А он?.. Ну что ж, нерушимой верности он жене не гарантирует. Конечно, он уже нагулялся, вроде бы вволю напробовался самых разнообразных женских прелестей, а все же иногда прошибает какая-нибудь внезапная встреча. Встретишь нечто этакое… неописуемое, вроде той забавной писательницы, с которой его сводит и сводит судьба, словно сватья из гоголевской «Женитьбы»… как бишь ее?

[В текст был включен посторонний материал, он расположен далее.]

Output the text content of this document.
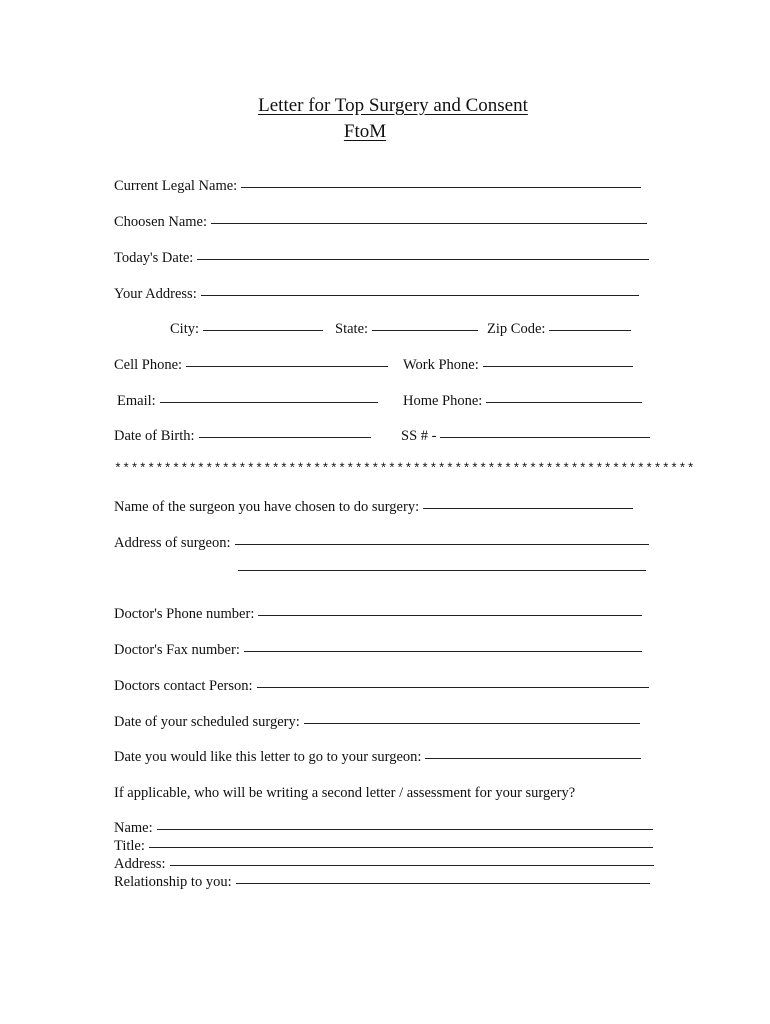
Letter for Top Surgery and Consent
FtoM
Current Legal Name:
Choosen Name:
Today's Date:
Your Address:
City:	State:	Zip Code:
Cell Phone:	Work Phone:
Email:	Home Phone:
Date of Birth:	SS # -
**********************************************************************
Name of the surgeon you have chosen to do surgery:
Address of surgeon:
Doctor's Phone number:
Doctor's Fax number:
Doctors contact Person:
Date of your scheduled surgery:
Date you would like this letter to go to your surgeon:
If applicable, who will be writing a second letter / assessment for your surgery?
Name:
Title:
Address:
Relationship to you:
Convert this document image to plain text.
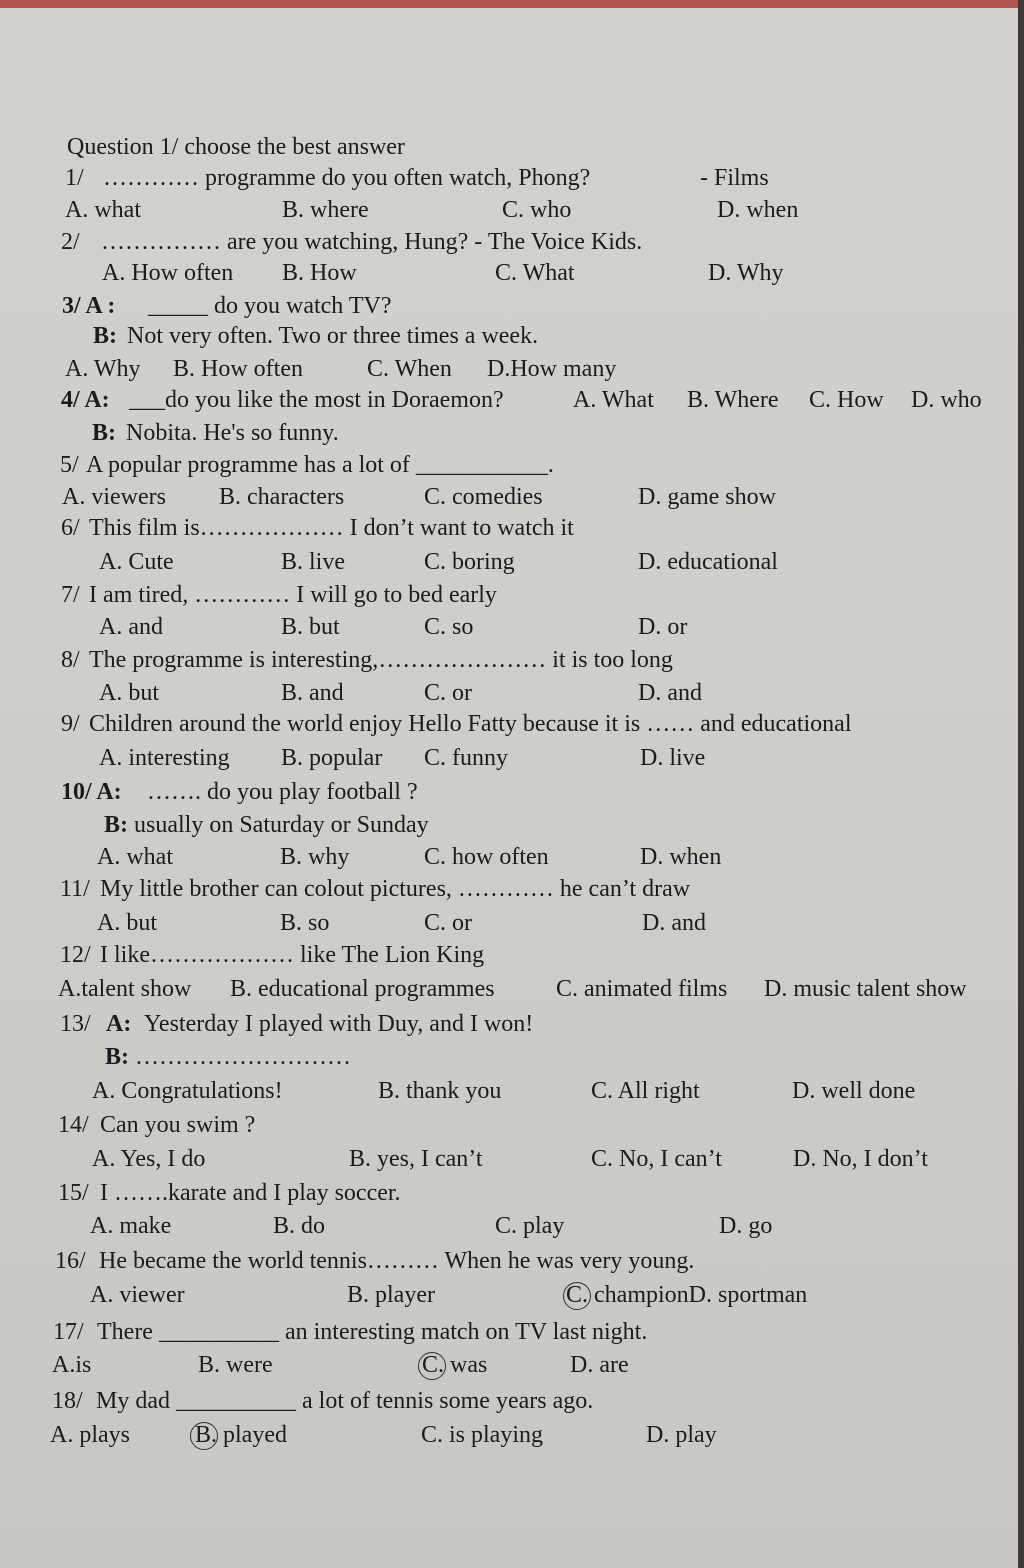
Question 1/ choose the best answer
1/ ………… programme do you often watch, Phong?	- Films
A. what	B. where	C. who	D. when
2/ …………… are you watching, Hung? - The Voice Kids.
A. How often B. How	C. What	D. Why
3/ A : _____ do you watch TV?
B: Not very often. Two or three times a week.
A. Why B. How often	C. When D.How many
4/ A: ___do you like the most in Doraemon?	A. What B. Where C. How D. who
B: Nobita. He's so funny.
5/ A popular programme has a lot of ___________.
A. viewers B. characters	C. comedies	D. game show
6/ This film is……………… I don’t want to watch it
A. Cute	B. live	C. boring	D. educational
7/ I am tired, ………… I will go to bed early
A. and	B. but	C. so	D. or
8/ The programme is interesting,………………… it is too long
A. but	B. and	C. or	D. and
9/ Children around the world enjoy Hello Fatty because it is …… and educational
A. interesting B. popular C. funny	D. live
10/ A: ……. do you play football ?
B: usually on Saturday or Sunday
A. what	B. why	C. how often	D. when
11/ My little brother can colout pictures, ………… he can’t draw
A. but	B. so	C. or	D. and
12/ I like……………… like The Lion King
A.talent show B. educational programmes	C. animated films D. music talent show
13/ A: Yesterday I played with Duy, and I won!
B: ………………………
A. Congratulations!	B. thank you	C. All right	D. well done
14/ Can you swim ?
A. Yes, I do	B. yes, I can’t	C. No, I can’t	D. No, I don’t
15/ I …….karate and I play soccer.
A. make	B. do	C. play	D. go
16/ He became the world tennis……… When he was very young.
A. viewer	B. player	C. championD. sportman
17/ There __________ an interesting match on TV last night.
A.is	B. were	C. was	D. are
18/ My dad __________ a lot of tennis some years ago.
A. plays	B. played	C. is playing	D. play
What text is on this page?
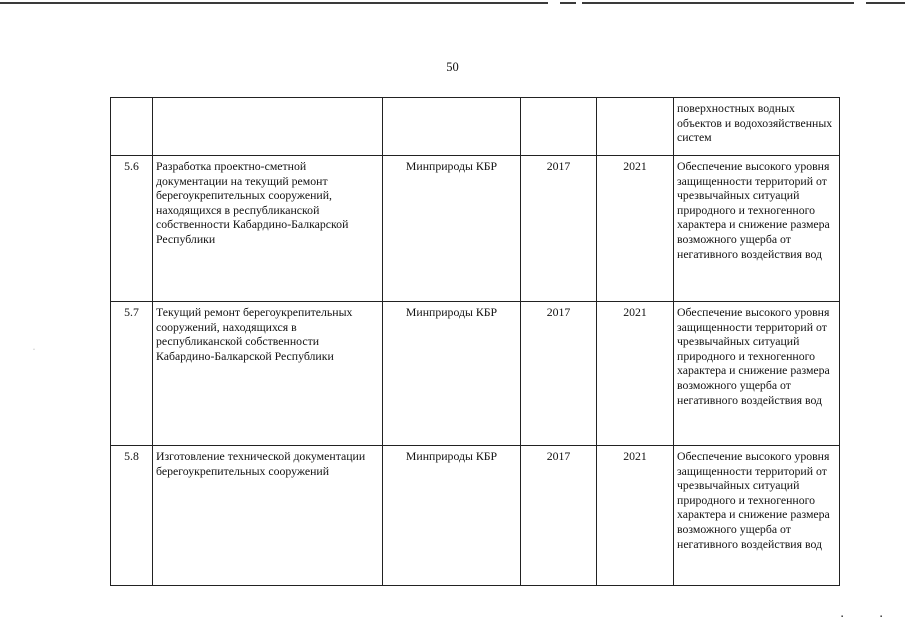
50
					поверхностных водных объектов и водохозяйственных систем
5.6	Разработка проектно-сметной документации на текущий ремонт берегоукрепительных сооружений, находящихся в республиканской собственности Кабардино-Балкарской Республики	Минприроды КБР	2017	2021	Обеспечение высокого уровня защищенности территорий от чрезвычайных ситуаций природного и техногенного характера и снижение размера возможного ущерба от негативного воздействия вод
5.7	Текущий ремонт берегоукрепительных сооружений, находящихся в республиканской собственности Кабардино-Балкарской Республики	Минприроды КБР	2017	2021	Обеспечение высокого уровня защищенности территорий от чрезвычайных ситуаций природного и техногенного характера и снижение размера возможного ущерба от негативного воздействия вод
5.8	Изготовление технической документации берегоукрепительных сооружений	Минприроды КБР	2017	2021	Обеспечение высокого уровня защищенности территорий от чрезвычайных ситуаций природного и техногенного характера и снижение размера возможного ущерба от негативного воздействия вод
·
▪	▪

Да господь с ней, со сватьей. И с писательницей тоже. С такой вертушкой ему не ужиться. Как выразился бы дед, востра чрезмерно, женщина должна быть не только и не столько хороша собой, но прежде всего глупа и безобидна. Именно поэтому он женится на Анастази и даже рукой не пошевельнет, чтобы разыскать эту ясноглазую Алёну, хотя именно она, именно ее внезапная солнечная улыбка, ее походка, ее манера высокомерно смотреть, вскинув голову, не видеть очевидного и видеть то, чего не видит никто…
Если бы раньше… а впрочем, нет. Быть может, прелесть Алёны Дмитриевой в том для него и заключается, что она неосуществимая мечта, несбывшееся желание, она – не суперсекс, а легкий поцелуй, причем поцелуй неожиданный, поцелуй украдкой, как на картине его любимого Фрагонара…
Она похожа на розу – на пышноцветущую розу, разлохмаченную ветром!
От мыслей о писательнице Никита отделался, надо признаться, с трудом. Утром он дал себе необходимый перед заданием отдых – поехал в замок Сан-Фаржо, который некогда принадлежал семье Лепелетье: того самого, который голосовал в Конвенте за казнь Людовика XVI, за что и был заколот в одном из кабачков Пале-Рояля неким гвардейцем Пари; потом во владения Рабутена, насмешника и памфлетиста времен «короля-солнце», потом вернулся в Нуайер и хорошенько выспался, томимый ароматами роз и переспелой мирабели, которой в этих местах было несказанное множество.
Наутро у него была назначена встреча в Тоннере – встреча с заказчиком.
Никита поразился его изможденному, измученному лицу. Да, похоже, боль этот парень переносит из последних сил… Правда, приняв лекарство, он слегка повеселел и четко обговорил последние детали. Никита не выносил недоговоренности – ну что ж, ему повезло с заказчиком.
Никита поставил будильник на шесть утра, однако проснулся на час раньше и решил встать сразу, чтобы пройти в Мулен пешком. Он любил быструю ходьбу, а Бургонь[34] прекрасна, поистине прекрасна…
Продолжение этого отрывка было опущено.